Skip ahead to when I arrived in Vienna. It was cold and gray from the outset. I took the train to the apartment I’d rented and found myself in a dark, cold, smelly, very depressing studio in the middle of a rat maze concrete jungle. I found some incense to burn. It didn’t help. I tried turning up the heat but it stayed cold. I went out for a run, thinking it would warm me, counting on my rat memory to not get lost. (Remembering my way back through all the twists and turns of foreign city streets is due to what I call my rat memory, for obvious reasons. I seem to have a good one.) People were frowning, bundled up in scarfs and hats and babushkas. It reminds me of Moscow. And then I saw the Gogol posters. The nose sculptures.
I went back to my craphole apartment and wrote feverishly that first night. My writing was tinged with the harshness of this city. It was bent with the surrealism and the grotesque quality of the De Wallen women behind glass doors. But not only — it had its opposite in there, too. Specifically, what leaked in was from a series of photographs I had seen on display in a gallery while I was running. They were badly exposed polaroids, actually, composed of dark light that lands flat on the nude torsos of what looked like children. Light hits the nude torso and immediately falls away, creating soft shadows and nearly translucent shapes. Fleshy and strangely green shapes. The light falling off the body makes the body more beautiful. What’s conveyed in the image is an emotional intimacy and trust — the kind that exists between a parent and child. Those women in De Wallen — the way they were distorted caricatures of sensuality — they were the shadow side of the vulnerable beauty captured in those polaroids.
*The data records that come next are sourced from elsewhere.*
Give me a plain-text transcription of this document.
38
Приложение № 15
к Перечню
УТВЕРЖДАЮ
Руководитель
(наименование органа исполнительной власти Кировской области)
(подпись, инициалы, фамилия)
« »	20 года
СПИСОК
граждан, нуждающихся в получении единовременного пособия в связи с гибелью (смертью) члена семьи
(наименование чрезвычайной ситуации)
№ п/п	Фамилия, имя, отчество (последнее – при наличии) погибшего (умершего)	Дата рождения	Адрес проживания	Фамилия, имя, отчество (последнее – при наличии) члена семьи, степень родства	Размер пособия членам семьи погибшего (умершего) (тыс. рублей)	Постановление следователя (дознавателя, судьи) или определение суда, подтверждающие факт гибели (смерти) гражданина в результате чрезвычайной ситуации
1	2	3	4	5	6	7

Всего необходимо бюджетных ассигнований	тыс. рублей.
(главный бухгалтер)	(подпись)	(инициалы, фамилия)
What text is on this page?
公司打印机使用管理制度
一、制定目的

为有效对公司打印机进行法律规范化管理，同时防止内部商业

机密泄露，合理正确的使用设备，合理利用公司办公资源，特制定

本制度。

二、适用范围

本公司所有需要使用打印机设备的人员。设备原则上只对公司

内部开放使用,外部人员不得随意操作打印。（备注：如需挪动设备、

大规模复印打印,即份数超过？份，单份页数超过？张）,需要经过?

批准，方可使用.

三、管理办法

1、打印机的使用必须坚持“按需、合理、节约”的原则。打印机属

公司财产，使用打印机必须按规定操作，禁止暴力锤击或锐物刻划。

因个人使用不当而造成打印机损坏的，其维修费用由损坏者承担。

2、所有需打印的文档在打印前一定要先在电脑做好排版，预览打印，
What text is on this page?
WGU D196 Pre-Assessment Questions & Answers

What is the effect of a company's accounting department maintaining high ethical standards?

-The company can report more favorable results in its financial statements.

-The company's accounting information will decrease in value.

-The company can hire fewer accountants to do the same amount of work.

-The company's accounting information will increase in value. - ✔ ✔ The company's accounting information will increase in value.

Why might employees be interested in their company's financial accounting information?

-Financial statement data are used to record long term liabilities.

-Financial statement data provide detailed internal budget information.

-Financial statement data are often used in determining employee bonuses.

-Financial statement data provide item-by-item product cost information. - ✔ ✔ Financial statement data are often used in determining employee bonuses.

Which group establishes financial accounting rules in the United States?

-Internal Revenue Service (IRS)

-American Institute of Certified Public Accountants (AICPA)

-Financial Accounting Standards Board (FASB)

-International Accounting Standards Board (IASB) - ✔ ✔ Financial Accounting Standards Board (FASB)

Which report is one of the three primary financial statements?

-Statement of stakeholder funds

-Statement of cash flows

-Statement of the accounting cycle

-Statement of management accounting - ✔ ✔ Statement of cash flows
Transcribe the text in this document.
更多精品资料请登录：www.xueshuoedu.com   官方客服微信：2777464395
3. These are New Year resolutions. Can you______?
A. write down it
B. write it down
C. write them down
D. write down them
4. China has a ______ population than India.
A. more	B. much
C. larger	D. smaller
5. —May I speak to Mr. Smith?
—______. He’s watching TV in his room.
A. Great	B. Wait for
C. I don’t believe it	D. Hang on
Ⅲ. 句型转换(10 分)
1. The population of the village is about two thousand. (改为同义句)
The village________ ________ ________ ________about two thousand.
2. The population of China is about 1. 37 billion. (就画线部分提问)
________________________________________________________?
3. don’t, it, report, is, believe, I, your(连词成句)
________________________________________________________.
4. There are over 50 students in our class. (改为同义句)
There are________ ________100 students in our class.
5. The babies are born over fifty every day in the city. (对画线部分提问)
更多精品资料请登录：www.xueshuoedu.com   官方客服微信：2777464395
And how does this relate to Gogol and to Vienna? Maybe it doesn’t, but as I was looking into the possibility of buying myself a ticket to the opera here, I read about Gogol being a primary influence for (no kidding) Nobokov, not to mention Tolstoy and Dosttoyevsky. Not that that’s a big shocker — Gogol must have influenced nearly every writer in the 20th century and beyond. But here I am, writing this way as the result of my environment and the particular string of events that preceded my arrival here. It seems apt, is all.
Maybe I shouldn’t have abandoned that craphole apartment for this new, clean, warm one. Gogol would not approve. Ah well, I was cold. And I’m writing with a wider range, still. In the words of one of my characters: “I am not afraid of death. I’m afraid of not living fully. I believe in expanding my limits. I believe one must do immoral as well as moral acts to expand.”